Funny how the guilt hadn’t faded over time, but just became stronger.
“Bringing you here probably saved your life,” Ant said. He glared at Malfoy as if he’d like to add a few wounds of his own. “Be glad I didn’t just leave you to bleed to death.” Because you’d deserve it, his expression said.
“You? You brought us here? This is your fault?” Malfoy spun around to face Ant, his eyes bright with fury; Harry promptly stepped between them.

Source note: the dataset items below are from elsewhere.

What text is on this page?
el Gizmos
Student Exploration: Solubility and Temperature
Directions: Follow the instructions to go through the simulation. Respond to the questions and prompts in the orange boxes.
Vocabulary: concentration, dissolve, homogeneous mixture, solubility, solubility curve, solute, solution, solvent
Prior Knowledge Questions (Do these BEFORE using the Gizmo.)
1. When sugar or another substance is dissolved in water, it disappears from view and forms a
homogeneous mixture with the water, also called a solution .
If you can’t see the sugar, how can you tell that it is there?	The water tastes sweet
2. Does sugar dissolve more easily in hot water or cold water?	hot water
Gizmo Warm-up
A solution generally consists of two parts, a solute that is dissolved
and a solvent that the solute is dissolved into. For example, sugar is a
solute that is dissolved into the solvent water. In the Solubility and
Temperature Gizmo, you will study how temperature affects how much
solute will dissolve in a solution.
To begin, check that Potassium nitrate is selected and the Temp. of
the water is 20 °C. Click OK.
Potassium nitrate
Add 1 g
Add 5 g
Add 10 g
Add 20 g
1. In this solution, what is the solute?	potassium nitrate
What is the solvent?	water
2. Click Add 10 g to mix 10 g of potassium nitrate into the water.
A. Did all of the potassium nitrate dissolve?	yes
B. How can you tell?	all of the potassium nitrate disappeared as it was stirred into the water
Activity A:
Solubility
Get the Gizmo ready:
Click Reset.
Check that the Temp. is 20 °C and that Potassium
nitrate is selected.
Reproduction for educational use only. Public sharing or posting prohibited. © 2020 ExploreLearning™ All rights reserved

“No - this is Snape’s fault - all of it. I don’t know what’s going on in his head, but he’s the one who sent you to help me, then cursed you when you were doing just that.”
Malfoy didn‘t deny it, but the way he glared at Harry suggested that, whoever he was blaming for his current state, it certainly wasn‘t Snape. “He didn’t kidnap me, though, did he, Potter?”
“No, but I bet he was the reason you were at the Manor.” Malfoy’s expression didn’t change, but there was a flicker of something in his eyes. And that’s one to me - I’m not so thick as you seem to think, am I? Malfoy looked at Ant, and the box he was carrying. The expression on his face suggested that the box might leap out of Ant’s arms and attack him. “And what the hell is in that thing?”
“I don’t know - I don’t think I want to.” Malfoy’s shoulders sagged; his posture was suddenly not so proud. “How did you know I was in here?”
“I -” Harry faltered. Had he known? All he remembered was a sudden overwhelming urge to open that particular door, regardless of what might be behind it. He found himself looking at the box. He could smell the sea again, and a slow, unpleasant sensation crept up his spine. “I don’t know,” he said, echoing Malfoy. And I don’t think I want to.